Oigo que alguien cita a Víctor Hugo para decir que algo es tan delicado como darse un beso a través de un velo. La idea da qué pensar. Primero en Kafka.

         El día 3 de julio de 1916 se encuentra con Felice en la ciudad balneario de Marienbad. Ya habían concertado matrimonio, aunque quizá ambos con más dudas que voluntad. Tras un distante encuentro («Puerta con puerta, llaves a ambos lados»), la comodidad del hotel y la belleza de los parajes colaboraron para abrir puertas. En el Diario, el 6 de julio, tras tres días de convivencia con Felice, en medio de otras extensas anotaciones sobre sueños y relatos imaginados, escribe: «Con Felice únicamente he tenido intimidad en las cartas, humanamente solo desde hace dos días». Ahí. el velo de la distancia antes de caer al suelo y, arrastrado por la corriente, volar a un rincón.
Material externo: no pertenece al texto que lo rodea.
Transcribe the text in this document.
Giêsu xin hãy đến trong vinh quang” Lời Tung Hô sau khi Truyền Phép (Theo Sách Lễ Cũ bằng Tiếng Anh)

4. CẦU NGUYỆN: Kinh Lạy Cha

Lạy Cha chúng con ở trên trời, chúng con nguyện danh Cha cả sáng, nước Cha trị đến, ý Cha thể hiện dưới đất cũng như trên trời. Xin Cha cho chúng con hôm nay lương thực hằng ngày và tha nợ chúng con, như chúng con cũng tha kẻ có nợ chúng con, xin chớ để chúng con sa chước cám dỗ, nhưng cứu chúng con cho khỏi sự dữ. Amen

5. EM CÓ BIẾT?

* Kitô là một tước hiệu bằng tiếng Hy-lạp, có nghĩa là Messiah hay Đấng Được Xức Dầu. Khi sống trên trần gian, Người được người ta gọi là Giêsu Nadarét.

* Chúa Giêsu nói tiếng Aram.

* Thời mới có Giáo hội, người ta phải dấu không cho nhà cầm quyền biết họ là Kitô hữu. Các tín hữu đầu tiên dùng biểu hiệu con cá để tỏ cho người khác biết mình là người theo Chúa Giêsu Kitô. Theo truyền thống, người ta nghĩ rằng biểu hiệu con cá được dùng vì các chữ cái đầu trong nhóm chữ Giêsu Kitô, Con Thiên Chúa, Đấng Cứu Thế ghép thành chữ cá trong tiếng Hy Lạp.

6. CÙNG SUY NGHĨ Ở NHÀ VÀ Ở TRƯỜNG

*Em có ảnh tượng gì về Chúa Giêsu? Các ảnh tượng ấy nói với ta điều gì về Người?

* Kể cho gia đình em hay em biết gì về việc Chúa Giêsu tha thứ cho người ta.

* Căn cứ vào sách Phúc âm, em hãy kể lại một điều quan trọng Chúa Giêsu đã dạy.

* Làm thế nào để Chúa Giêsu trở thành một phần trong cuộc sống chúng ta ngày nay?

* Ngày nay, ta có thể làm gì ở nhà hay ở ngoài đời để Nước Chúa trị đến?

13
         Pero también el velo admite regresar después. El 26 de septiembre de 1920, en Zürich, Rainer Maria Rilke le cuenta a Merline las diversas melancolías que le ha dejado su presencia tras partir. Y cierra la carta contándole qué ha hecho aquel domingo: «Acabo de pasar bajo el viejo puente cubierto que lleva a la estación. He ido allí deliberadamente, para hacerme cargo de que estaba caminando por donde un día sus pies, querida, se posaron placenteros y curiosos. ¡Y pensar, ay, que se dirigían hacia mí!». Los pasos sobre los pasos de la amada: un beso a través del velo del tiempo. 

3 de febrero, jueves. Apunte circunstancial sobre la esencia

Resulta curiosa la transformación que padece el amor en poco tiempo. Siendo, como es a su llegada, la exaltación más resplandeciente de la presencia, es decir, la conversión del anodino presente en una vivencia que exige para sí una mayúscula inicial, el Presente, acaba pronto enmarañada en las redes del tiempo inexistente. El crecimiento del amor, que nació del presente, enseguida se fía por completo al futuro. Aquellas caricias, palabras, risas que reivindicaban el valor trascendente de lo inmediato, aquella mariposa que revoloteaba alrededor, de repente, como en una metamorfosis inversa, se convierte en el gusano del porvenir. De nada valen ya los besos frente a los preparativos. El amor, qué rápido se olvida de sí mismo para convertirse en una metafísica.